Quid des valeurs des nouvelles générations? On entend souvent qu’elles sont bien différentes de celles de leurs aînés, vous confirmez?
Je n’observe pas ce phénomène. Les jeunes apprécient les mêmes produits que les générations précédentes. Chez Cartier, par exemple, 60% de nos clients sont des Millennials, et en Chine 25% sont issus de la génération Z. Une Maison qui a une histoire, un savoir-faire, un design intemporel séduira les nouvelles générations. Mais il y a un mouvement de fond qui touche toutes les générations, il concerne les préoccupations environnementales. Ce que j’ai remarqué, c’est que plus un design est durable, plus il correspond aux désirs des gens.
Ces préoccupations environnementales ont fait évoluer votre stratégie?
Jusqu’à aujourd’hui,, la réglementation en vigueur était considérée comme suffisante par certaines marques. Elle permettait de régler les questions liées aux espèces animales en danger, à la pollution ou encore aux matériaux utilisés.
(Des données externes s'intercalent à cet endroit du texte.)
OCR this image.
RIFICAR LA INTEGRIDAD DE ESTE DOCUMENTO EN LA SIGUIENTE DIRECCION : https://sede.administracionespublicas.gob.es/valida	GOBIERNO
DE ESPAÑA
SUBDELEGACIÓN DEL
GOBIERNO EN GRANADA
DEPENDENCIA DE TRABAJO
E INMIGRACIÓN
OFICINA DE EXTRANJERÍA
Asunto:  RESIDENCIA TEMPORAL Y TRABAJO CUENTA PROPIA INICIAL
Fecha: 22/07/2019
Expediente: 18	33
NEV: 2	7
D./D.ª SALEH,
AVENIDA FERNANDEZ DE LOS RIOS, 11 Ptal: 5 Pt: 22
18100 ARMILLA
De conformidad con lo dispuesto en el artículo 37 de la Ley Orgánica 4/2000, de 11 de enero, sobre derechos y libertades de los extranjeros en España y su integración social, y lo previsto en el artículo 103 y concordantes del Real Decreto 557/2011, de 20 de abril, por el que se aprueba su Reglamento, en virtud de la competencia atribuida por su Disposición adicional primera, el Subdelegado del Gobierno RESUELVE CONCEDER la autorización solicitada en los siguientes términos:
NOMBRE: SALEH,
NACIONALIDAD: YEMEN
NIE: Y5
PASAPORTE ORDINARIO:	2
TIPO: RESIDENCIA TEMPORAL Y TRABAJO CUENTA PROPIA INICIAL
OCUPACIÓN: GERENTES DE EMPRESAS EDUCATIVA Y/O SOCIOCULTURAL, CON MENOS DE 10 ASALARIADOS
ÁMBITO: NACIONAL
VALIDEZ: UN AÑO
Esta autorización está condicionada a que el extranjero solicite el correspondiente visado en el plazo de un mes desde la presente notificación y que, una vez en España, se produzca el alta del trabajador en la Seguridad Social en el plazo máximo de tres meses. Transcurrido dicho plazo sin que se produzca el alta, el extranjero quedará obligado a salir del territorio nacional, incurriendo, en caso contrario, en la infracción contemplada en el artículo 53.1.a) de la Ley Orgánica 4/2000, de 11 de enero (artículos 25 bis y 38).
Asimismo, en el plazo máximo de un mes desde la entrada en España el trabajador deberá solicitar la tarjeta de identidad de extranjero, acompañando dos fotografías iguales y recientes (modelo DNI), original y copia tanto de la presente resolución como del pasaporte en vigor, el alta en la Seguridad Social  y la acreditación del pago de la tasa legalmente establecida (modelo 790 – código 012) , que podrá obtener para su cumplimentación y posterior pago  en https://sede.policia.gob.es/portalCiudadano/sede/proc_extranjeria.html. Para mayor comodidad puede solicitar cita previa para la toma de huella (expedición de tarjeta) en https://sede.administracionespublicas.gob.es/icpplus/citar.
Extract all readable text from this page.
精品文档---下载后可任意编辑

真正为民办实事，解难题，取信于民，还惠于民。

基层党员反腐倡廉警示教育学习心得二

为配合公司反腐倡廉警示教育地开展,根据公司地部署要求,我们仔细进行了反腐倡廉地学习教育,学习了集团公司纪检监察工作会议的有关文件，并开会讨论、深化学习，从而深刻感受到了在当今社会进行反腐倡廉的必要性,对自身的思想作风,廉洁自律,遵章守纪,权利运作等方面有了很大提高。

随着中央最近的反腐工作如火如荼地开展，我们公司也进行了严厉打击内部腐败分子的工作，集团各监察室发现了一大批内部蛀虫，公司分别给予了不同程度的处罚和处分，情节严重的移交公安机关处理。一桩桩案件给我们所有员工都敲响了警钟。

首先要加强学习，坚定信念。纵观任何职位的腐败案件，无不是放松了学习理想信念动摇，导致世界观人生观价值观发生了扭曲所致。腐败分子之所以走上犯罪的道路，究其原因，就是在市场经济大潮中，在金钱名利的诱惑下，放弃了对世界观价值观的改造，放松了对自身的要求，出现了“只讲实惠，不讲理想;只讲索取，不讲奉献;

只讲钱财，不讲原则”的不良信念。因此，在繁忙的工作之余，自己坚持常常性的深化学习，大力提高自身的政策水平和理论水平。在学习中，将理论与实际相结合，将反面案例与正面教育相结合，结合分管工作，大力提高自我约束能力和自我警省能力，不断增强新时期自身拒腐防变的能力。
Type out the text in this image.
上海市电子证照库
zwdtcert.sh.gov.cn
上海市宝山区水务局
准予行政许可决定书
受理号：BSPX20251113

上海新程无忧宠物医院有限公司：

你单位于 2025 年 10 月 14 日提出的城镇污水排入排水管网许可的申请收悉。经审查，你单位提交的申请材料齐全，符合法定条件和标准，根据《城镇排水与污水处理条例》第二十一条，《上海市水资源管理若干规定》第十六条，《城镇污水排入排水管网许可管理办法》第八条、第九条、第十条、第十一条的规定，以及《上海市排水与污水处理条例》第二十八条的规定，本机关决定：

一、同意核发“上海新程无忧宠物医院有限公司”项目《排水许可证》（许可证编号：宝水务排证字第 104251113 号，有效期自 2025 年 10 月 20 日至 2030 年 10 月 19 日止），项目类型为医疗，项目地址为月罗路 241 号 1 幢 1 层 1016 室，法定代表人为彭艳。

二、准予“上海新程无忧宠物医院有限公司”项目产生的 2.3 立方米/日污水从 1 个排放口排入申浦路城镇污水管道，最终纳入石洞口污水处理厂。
Désormais, il faut aller plus loin. Beaucoup plus loin. Au sein de notre Maison, par exemple, 90% de l’or utilisé est recyclé. Il y a aussi un désir de traçabilité de la part de nos clients. Ainsi qu’une forte envie d’éthique. Avant, nous agissions, désormais nous devons agir et le faire savoir.
Vous y consacrez un budget supplémentaire?
Non, car cette stratégie est inhérente à Cartier. Nous avons atteint la neutralité carbone il y a dix ans déjà. Cependant, nous innovons toujours. C’est pourquoi nous avons créé un nouveau fonds baptisé «Cartier for nature». Et le fonds novateur «Lion’s Share», programme des Nations unies pour le développement (PNUD) auquel nous participons et qui réunit une coalition d’entreprises et de partenaires des Nations Unies, est très intéressant car il vise à lever plus de 100 millions de dollars par an au cours des cinq prochaines années pour financer les efforts de lutte contre la perte de biodiversité et de protection des habitats en invitant les marques à verser l’équivalent de 0,5 % de leurs dépenses publicitaires chaque fois que l’image d’un animal est utilisée dans leurs publicités. En tant que citoyens du monde, nous estimons qu’il est de notre devoir de protéger la biodiversité de la planète et de faire une différence dans la conservation de la faune sauvage. Dans nos boutiques aussi, nous visons la durabilité en réutilisant des matériaux. Nos usines ont fait le choix des énergies renouvelables, hydraulique et solaire notamment. Bref, notre engagement envers la protection de l’environnement ruisselle sur l’ensemble de nos activités et je ne peux que m’en réjouir.